Next week is my 300th Business901 podcast. It was a special treat for me to interview Barbara Spurrier, MHA, the founding and current administrative director of the Mayo Clinic Center for Innovation. She has advised senior leaders in the health care industry for over two decades, serving as a champion for innovation in large, complex environments. She just recently co-authored an outstanding book on innovation, Think Big, Start Small, Move Fast: A Blueprint for Transformation from the Mayo Clinic Center for Innovation. The book’s intent was not to solve the health-care crisis but more of a story on how a complex organization developed innovation in their workplace.
An excerpt from the podcast:
Joe: Is that something that you would recommend for someone that wants to start innovation in their health care facility, or really any facility? Do you think that the same obstacles you faced will be very similar to what they may face?
Barbara: I think so, and I think that this whole idea – there was this study that was done by IBM on issues, there are CEO studies every year, where they interview about 1500 to 2000 CEOs from all industries. – and they indicated a couple of years in their big study that one of the things we all need to do, in all industries, is get so much more intimate with our customer, and really understand their needs to drive our innovation, and our product and service, development and delivery.

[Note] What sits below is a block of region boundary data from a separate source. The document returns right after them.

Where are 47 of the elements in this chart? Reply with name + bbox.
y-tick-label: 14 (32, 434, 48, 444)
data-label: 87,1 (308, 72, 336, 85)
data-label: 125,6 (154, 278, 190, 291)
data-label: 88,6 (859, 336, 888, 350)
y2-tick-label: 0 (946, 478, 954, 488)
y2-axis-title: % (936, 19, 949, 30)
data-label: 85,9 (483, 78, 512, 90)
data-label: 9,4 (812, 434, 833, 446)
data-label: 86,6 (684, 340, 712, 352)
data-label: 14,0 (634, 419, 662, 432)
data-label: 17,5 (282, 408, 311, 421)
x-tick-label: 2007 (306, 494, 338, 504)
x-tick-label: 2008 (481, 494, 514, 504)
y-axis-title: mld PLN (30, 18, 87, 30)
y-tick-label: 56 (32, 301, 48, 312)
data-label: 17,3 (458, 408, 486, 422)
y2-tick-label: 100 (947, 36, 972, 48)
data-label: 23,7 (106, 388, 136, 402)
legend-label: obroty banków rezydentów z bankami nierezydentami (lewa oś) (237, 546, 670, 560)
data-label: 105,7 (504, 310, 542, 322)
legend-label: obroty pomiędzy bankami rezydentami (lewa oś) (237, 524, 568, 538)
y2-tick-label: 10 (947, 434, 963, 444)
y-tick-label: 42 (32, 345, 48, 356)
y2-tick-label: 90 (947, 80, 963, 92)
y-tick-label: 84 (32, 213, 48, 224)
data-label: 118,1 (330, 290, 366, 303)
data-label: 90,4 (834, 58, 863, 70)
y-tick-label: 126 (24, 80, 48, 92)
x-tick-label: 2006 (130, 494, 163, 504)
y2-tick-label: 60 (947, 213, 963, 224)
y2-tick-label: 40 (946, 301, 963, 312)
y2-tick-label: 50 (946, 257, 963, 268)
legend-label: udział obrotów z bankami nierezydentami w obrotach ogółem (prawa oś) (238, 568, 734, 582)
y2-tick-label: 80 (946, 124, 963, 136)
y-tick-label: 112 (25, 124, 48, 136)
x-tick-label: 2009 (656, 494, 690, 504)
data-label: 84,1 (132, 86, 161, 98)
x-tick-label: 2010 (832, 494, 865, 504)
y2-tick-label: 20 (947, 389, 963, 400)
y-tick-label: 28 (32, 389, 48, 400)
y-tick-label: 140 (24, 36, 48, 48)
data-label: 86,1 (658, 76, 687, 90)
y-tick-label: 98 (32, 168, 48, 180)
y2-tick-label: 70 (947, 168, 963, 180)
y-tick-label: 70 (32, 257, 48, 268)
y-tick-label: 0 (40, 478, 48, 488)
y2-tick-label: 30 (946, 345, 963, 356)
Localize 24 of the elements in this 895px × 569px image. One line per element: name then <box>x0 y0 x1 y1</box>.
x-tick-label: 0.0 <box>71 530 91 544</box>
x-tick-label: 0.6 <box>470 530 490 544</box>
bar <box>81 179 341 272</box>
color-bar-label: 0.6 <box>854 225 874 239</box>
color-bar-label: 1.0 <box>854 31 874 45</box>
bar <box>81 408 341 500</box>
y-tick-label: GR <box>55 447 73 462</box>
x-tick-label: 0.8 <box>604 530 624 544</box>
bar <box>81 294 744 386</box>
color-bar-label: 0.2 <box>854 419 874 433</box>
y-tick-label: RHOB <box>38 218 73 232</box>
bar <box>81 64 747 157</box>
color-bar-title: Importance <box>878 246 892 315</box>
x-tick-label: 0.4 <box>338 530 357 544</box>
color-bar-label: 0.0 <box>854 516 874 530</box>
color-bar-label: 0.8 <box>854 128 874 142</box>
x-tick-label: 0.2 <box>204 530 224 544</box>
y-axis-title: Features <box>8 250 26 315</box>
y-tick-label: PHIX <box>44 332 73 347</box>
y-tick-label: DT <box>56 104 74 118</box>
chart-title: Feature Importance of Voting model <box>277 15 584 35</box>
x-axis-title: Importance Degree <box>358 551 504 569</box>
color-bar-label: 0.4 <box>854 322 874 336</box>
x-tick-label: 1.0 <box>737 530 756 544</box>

I think this idea of really trying to understand your customer, and get really close to that customer and understand their needs. I think we’re all at different places with that, and we can learn from one another. But I would say that would be a really important first step – to see how well you are connected to your customer, not using things like retrospective satisfaction surveys, but really getting into the indoctrination of ethnography, getting intimate and close to your customers, and creating models where you’re co-creating your models, your products and your services with your customer.
The other thing that that IBM study indicates is – sometimes what happens along the way is, we lose our creative confidence. It’s something that we have, of course, as kids, and a lot of things can happen to us over the years when things become routinized. This idea of building creative confidence of the individual and other companies in our organizations So, how is creativity and innovation expressed – and encouraging that in the risk tolerance is really important. I think we all need to build that as we move forward in the new world.